What was the biggest takeaway from your summer experience?
Through my summer experience I confirmed my intentions to seek a career in the U.S. foreign service. I have found that people often speak poorly of the necessity for all FSOs to complete a Consular tour, but I found it to be quite rewarding and hope to be a Consular FSO one day as a result of my time in Tokyo.

Tra Hoang and friends

Tra Hoang (MASIA ’20) is in her second-year in the M.A. in Asian Studies Program where she focuses on political risk and emerging tech policy in Southeast Asia. She currently works as an Analyst at The Asia Group.

Please tell us about your summer experience. Where were you located and what were your main responsibilities?

This summer, I interned at Access Partnership, a private consulting firm specializing in tech policy. I was based out of the company’s Asia headquarter in Singapore. My primary tasks included tracking market trends across the tech sector and maintaining contact with Southeast Asian regulators to seek clarity on policy frameworks. I also assisted with developing briefing memos, stakeholder maps, and risk management strategies to help clients further business advocacy in the region.

What was the most exciting thing that happened to you this summer?

I was most excited about the various opportunities to meet with government and business leaders in Singapore to discuss policy challenges in the tech sector. During these meetings, I was able to observe how public and private interests often intersect to address the disruptive yet transformative aspect of today’s technological advances.

What specific skills and knowledge from your courses in MASIA helped you succeed in your internship?

I find two classes, Trade in Asia-Pacific and Private Sector Cybersecurity, particularly useful in helping me understand the trajectory and impact of the growing digital economy across Asian markets. The ability to conduct in-depth research and write concise memos is also a crucial skill that I gained from foundational MASIA courses, which then prepared me well for similar client deliverables.

What was the biggest takeaway from your summer experience?

This summer experience has confirmed my career interests in the private sector and motivated me to acquire more international experience moving forward. It was extremely valuable for me to have direct exposure to how policy is formulated on the grounds and learn from a different work culture.

Liana Sherman recording her voice

Liana Sherman (MASIA ’20) is in her second-year in the M.A. in Asian Studies Program where she focuses on international political economy and business in Asia.

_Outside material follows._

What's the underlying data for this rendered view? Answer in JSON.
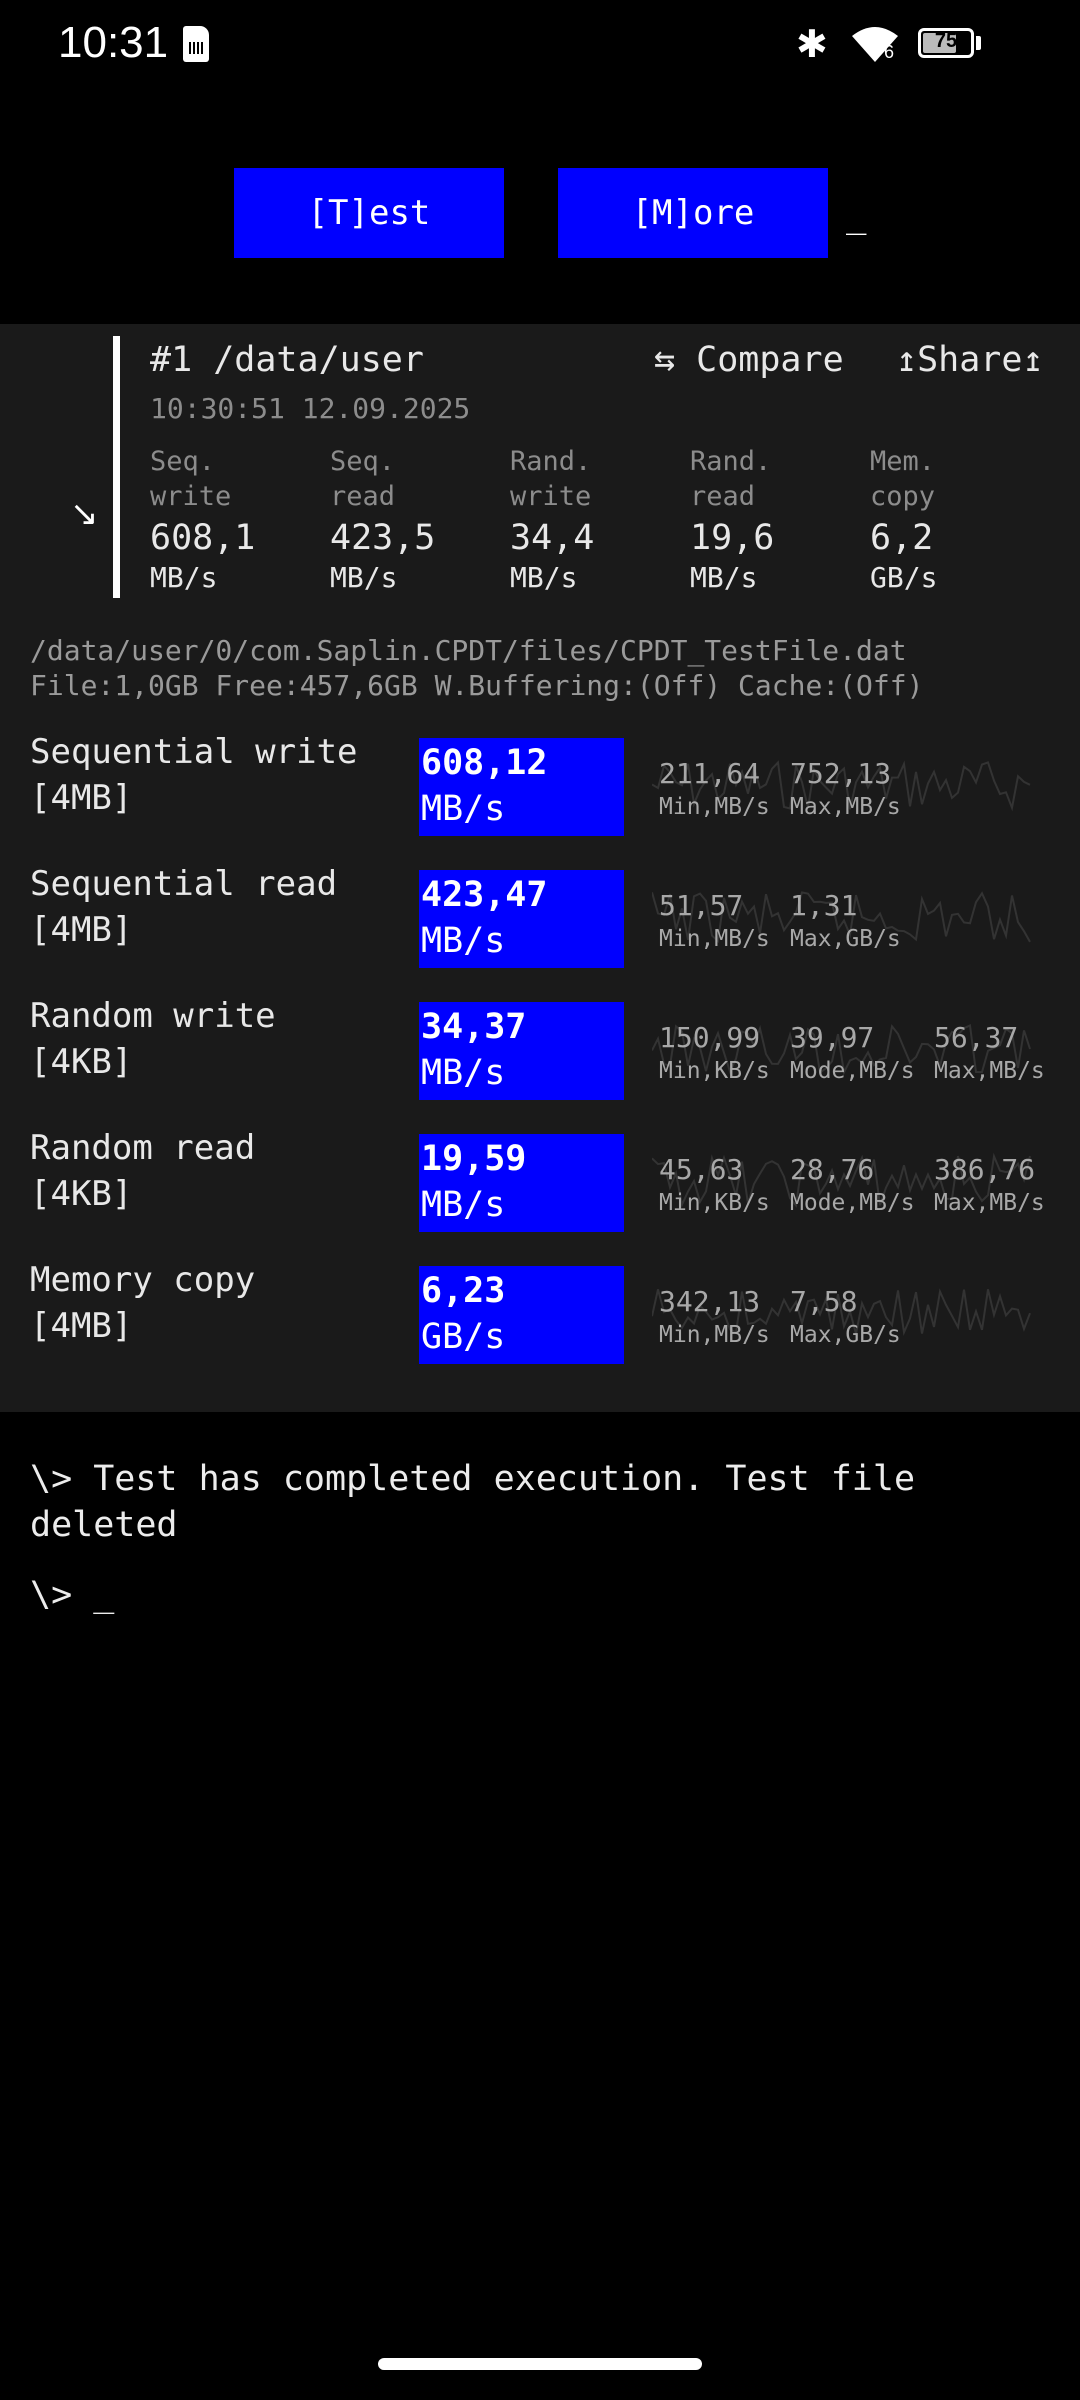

Please tell us about your summer experience. Where were you located and what were your main responsibilities?
This summer, I attended the Middlebury Chinese School in Middlebury, Vermont. While there, my main responsibilities were to study Mandarin Chinese and prepare a mini series for the Chinese School’s weekly podcast group. This enabled me to research and discuss various topics I was interested in while simultaneously participating in the intensive language learning program. Due to the intensive nature of the program, a strict language pledge, and the college’s remoteness, this environment proved perfect for language study. It was extremely beneficial to me, as I was able to fine-tune my pronunciation, practice giving presentations entirely in Mandarin Chinese on topics relevant to my studies and career path, and do intensive reading of expository writings on interesting and valuable cultural topics.

What was the most exciting thing that happened to you this summer?
The most exciting thing that happened to me this summer was being a featured presenter on Middlebury’s Chinese podcast. Through that opportunity, I got the chance to do independent research and write concise and clear presentations on subject matter that was of personal and professional interest to me.

What was the biggest takeaway from your summer experience?
The biggest takeaway from my summer experience was that I learned for myself that I am able to not only participate in, but thrive in an intensive language learning environment. Additionally, I developed effective methods on how to study. I now feel more comfortable and confident conducting research using Chinese materials as well as writing papers and presentations entirely in Chinese.